The simulation of reverse converter units are synthesized with the device xc2s50-6, package of tq144 and corresponding Timing waveforms are taken from the Test Bench as shown in fig.6

4.2 Hardware Utilization

The designed reverse converter is synthesized using Xilinx project navigator for device xc2s50-6q144 the resource utilization.

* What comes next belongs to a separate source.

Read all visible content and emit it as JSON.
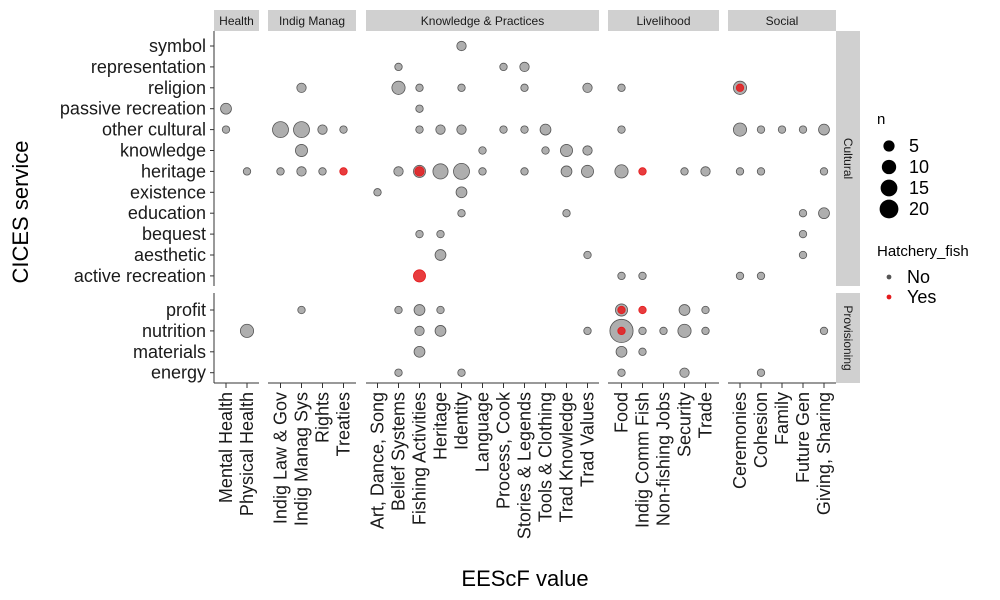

Table 1. Resource utilization

<table>
<thead>
<tr>
<th>Logic Utilization</th>
<th>Used</th>
<th>Available</th>
<th>% Utilization</th>
</tr>
</thead>
<tbody>
<tr>
<td>Number of occupied slices</td>
<td>8</td>
<td>768</td>
<td>1%</td>
</tr>
<tr>
<td>Number of 4input LUT’s</td>
<td>14</td>
<td>1,536</td>
<td>1%</td>
</tr>
<tr>
<td>Number of slices</td>
<td>8</td>
<td>8</td>
<td>100%</td>
</tr>
</tbody>
</table>

4.3 RTL Schematic of Top Level Entity

In digital circuit design, Register Transfer Level (RTL) is a design abstraction which models a synchronous digital circuit in terms of the flow of digital signals (data) between hardware registers, and the logical operations performed on those signals. It is used in hardware description languages. The RTL Schematic generated by Xilinx for reverse converter is shown in fig 5

Fig.4: Distributed Arithmetic Convolution architecture

Fig.5: Block diagram of the synthesized reverse converter
4.3 Synthesize Result

Table 2. shows the synthesize result for using Xilinx project navigator for device xc2s50-6tq144

<table>
<thead>
<tr>
<th></th>
<th>EXISTING</th>
<th>PROPOSED</th>
</tr>
</thead>
<tbody>
<tr>
<td>POWER(mW)</td>
<td>11.35</td>
<td>9.29</td>
</tr>
<tr>
<td>DELAY(ns)</td>
<td>15.50</td>
<td>7.352</td>
</tr>
</tbody>
</table>

5. CONCLUSION

This brief presents a method that can be applied to most of the current reverse converter architectures to enhance their performance and adjust the cost/performance to the application specifications. Furthermore, in order to provide the required trade-offs between performance and cost, new Parallel distributed arithmetic convolution technique components are introduced. These components are specially designed for reverse converters. Implementation results show that the reverse converters based on the suggested components considerably improve the speed when compared with the original converters, which do not use any adder, and reduce the power consumption compared with the converters that exclusively adopt adders.

6. REFERENCES


[16] A. S. Molahosseini, K. Navi, C. Dadkhah, O. Kavehei, and S. Timarchi, “Efficient reverse converter designs for the new 4-moduli sets \((2^n - 1, 2^n, 2^n + 1, 2^{n+1} + 1)\) and \((2^n - 1, 2^n + 1, 2^n, 2^{n+1} + 1)\) based on new CRTs,” *IEEE Trans. Circuits Syst. I, Reg. Papers*, vol. 57, no. 4, pp. 823–835, Apr. 2010.